Shahzia Sikander

Photo by Agostino Osio
- Born
- Lahore, Pakistan
- Biography
“Drawing is the connecting tissue in my practice, a thinking tool that I use to align my art with poetry. My work draws on poetry’s ability to move in and out of glib categories and national lineages, to observe the inside and outside of the shifting divides from multiple, fraught sides, allowing for dissonance and tension.”
Shahzia Sikander is a leading artist of her generation. As part of a cohort of internationally aligned emerging artists in the 1990s, she crucially reshaped American art as it took a global turn heading into the twenty-first century. Sikander initially trained in an illustration tradition—classical Indo-Persian miniature painting—that was bounded by frames, borders, and precise architecture. From this, she developed her unique style, which fills these spaces with fluidity, fragmentation, and surreal permutations resonant with a postmodern world and a contemporary feminist perspective. Stretching over many decades, Sikander’s iconoclastic multimedia exploration now expands from drawing and painting to encompass mosaics, sculpture, and video.
Sikander studied, and began subverting, the techniques and compositions of central and South Asian painted manuscripts as she pursued her BFA at the National College of Arts in Lahore, Pakistan. Her thesis, The Scroll (1989–90), used this centuries-old visual language to show the artist’s daily life and kicked off a “neo-miniature” movement of contemporary artists reinterpreting this cultural legacy. Sikander arrived in the United States for her MFA at Rhode Island School of Design, graduated in 1995, and within a few years her work began appearing in major institutional group and solo exhibitions. Variously weaving South Asian and Islamic visuals with portraits of fellow creatives, hip-hop icons, global politicians, poetic texts, and abstracted figures and repeating forms, her compositions expanded from intimate manuscript pages into gallery-filling wall murals and hanging paper installations.

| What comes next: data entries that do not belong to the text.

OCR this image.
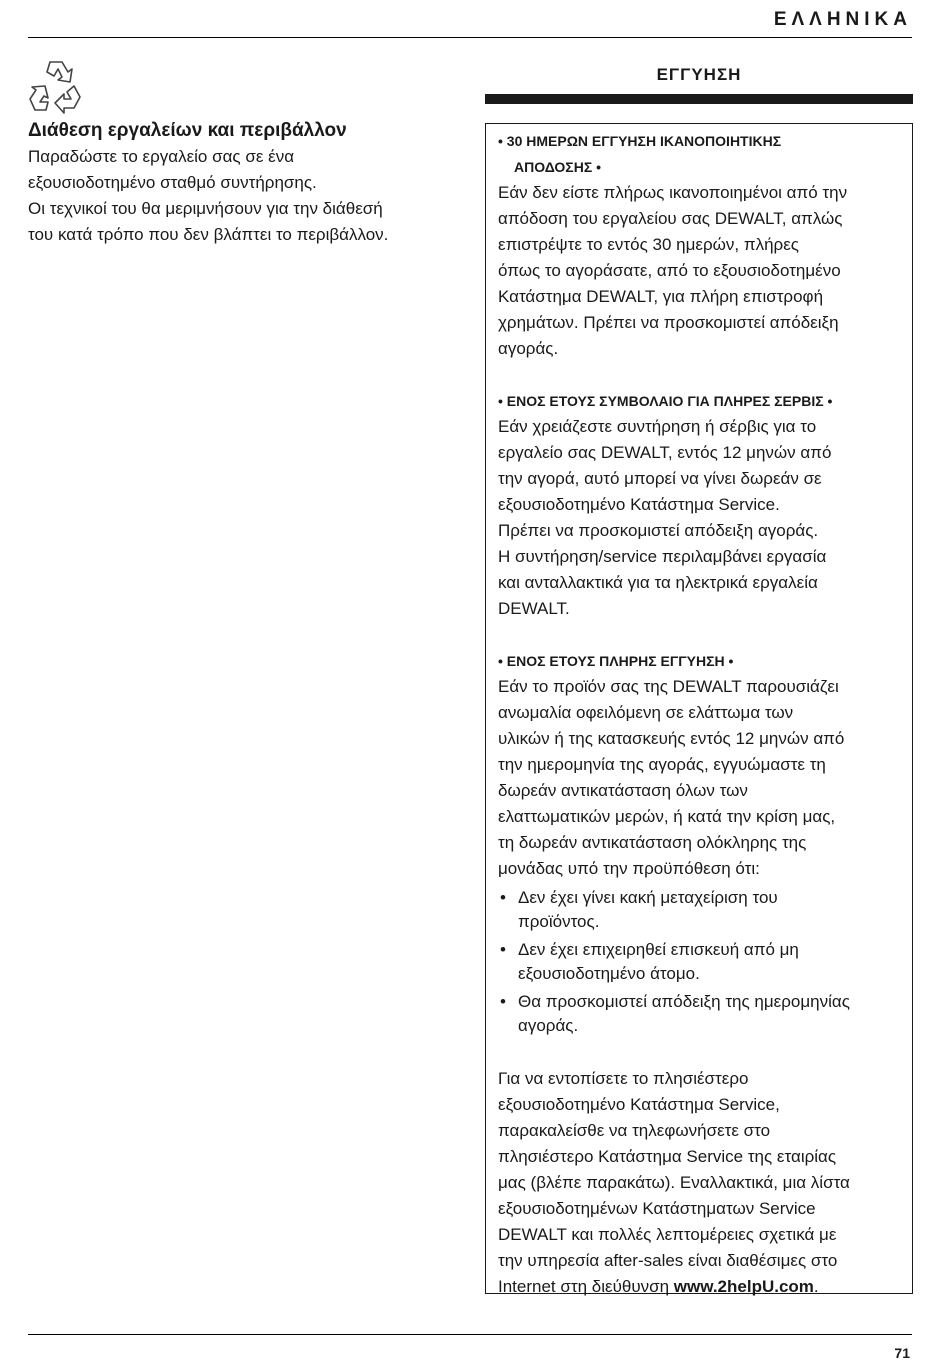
ΕΛΛΗΝΙΚΑ
Διάθεση εργαλείων και περιβάλλον

Παραδώστε το εργαλείο σας σε ένα
εξουσιοδοτημένο σταθμό συντήρησης.

Οι τεχνικοί του θα μεριμνήσουν για την διάθεσή
του κατά τρόπο που δεν βλάπτει το περιβάλλον.

ΕΓΓΥΗΣΗ

• 30 ΗΜΕΡΩΝ ΕΓΓΥΗΣΗ ΙΚΑΝΟΠΟΙΗΤΙΚΗΣ
ΑΠΟΔΟΣΗΣ •

Εάν δεν είστε πλήρως ικανοποιημένοι από την
απόδοση του εργαλείου σας DEWALT, απλώς
επιστρέψτε το εντός 30 ημερών, πλήρες
όπως το αγοράσατε, από το εξουσιοδοτημένο
Κατάστημα DEWALT, για πλήρη επιστροφή
χρημάτων. Πρέπει να προσκομιστεί απόδειξη
αγοράς.

• ΕΝΟΣ ΕΤΟΥΣ ΣΥΜΒΟΛΑΙΟ ΓΙΑ ΠΛΗΡΕΣ ΣΕΡΒΙΣ •

Εάν χρειάζεστε συντήρηση ή σέρβις για το
εργαλείο σας DEWALT, εντός 12 μηνών από
την αγορά, αυτό μπορεί να γίνει δωρεάν σε
εξουσιοδοτημένο Κατάστημα Service.
Πρέπει να προσκομιστεί απόδειξη αγοράς.
Η συντήρηση/service περιλαμβάνει εργασία
και ανταλλακτικά για τα ηλεκτρικά εργαλεία
DEWALT.

• ΕΝΟΣ ΕΤΟΥΣ ΠΛΗΡΗΣ ΕΓΓΥΗΣΗ •

Εάν το προϊόν σας της DEWALT παρουσιάζει
ανωμαλία οφειλόμενη σε ελάττωμα των
υλικών ή της κατασκευής εντός 12 μηνών από
την ημερομηνία της αγοράς, εγγυώμαστε τη
δωρεάν αντικατάσταση όλων των
ελαττωματικών μερών, ή κατά την κρίση μας,
τη δωρεάν αντικατάσταση ολόκληρης της
μονάδας υπό την προϋπόθεση ότι:

• Δεν έχει γίνει κακή μεταχείριση του
προϊόντος.
• Δεν έχει επιχειρηθεί επισκευή από μη
εξουσιοδοτημένο άτομο.
• Θα προσκομιστεί απόδειξη της ημερομηνίας
αγοράς.

Για να εντοπίσετε το πλησιέστερο
εξουσιοδοτημένο Κατάστημα Service,
παρακαλείσθε να τηλεφωνήσετε στο
πλησιέστερο Κατάστημα Service της εταιρίας
μας (βλέπε παρακάτω). Εναλλακτικά, μια λίστα
εξουσιοδοτημένων Κατάστηματων Service
DEWALT και πολλές λεπτομέρειες σχετικά με
την υπηρεσία after-sales είναι διαθέσιμες στο
Internet στη διεύθυνση www.2helpU.com.

71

In the early 2000s, Sikander began experimenting with video, initially capturing her miniature process in stop motion, and growing these works in scale and complexity with digital animation and high-definition video capture. Adding duration, dynamic movement, and sonic dimensions to her precisely painted scenes, works like The Last Post (2010) become extended meditations on themes found elsewhere in her practice. Taking up one of Sikander’s most consistent concerns, The Last Post explores how entangled, long-obscured histories of globalization are key to understanding shared pasts, as well as present forces and possible futures. In 2020, the artist began creating bronze sculptures, with female figural explorations from decades of drawings emerging as three-dimensional presences first in the gallery and, in 2023 and 2024, as monumental public statuary in New York City and Houston, Texas.
Over the course of her career, Sikander’s work has continually been featured in exhibitions and biennials, collected by public institutions around the world, and recognized with significant awards, including a MacArthur Fellowship, the Pollock Prize for Creativity, and the State Department Medal of Arts.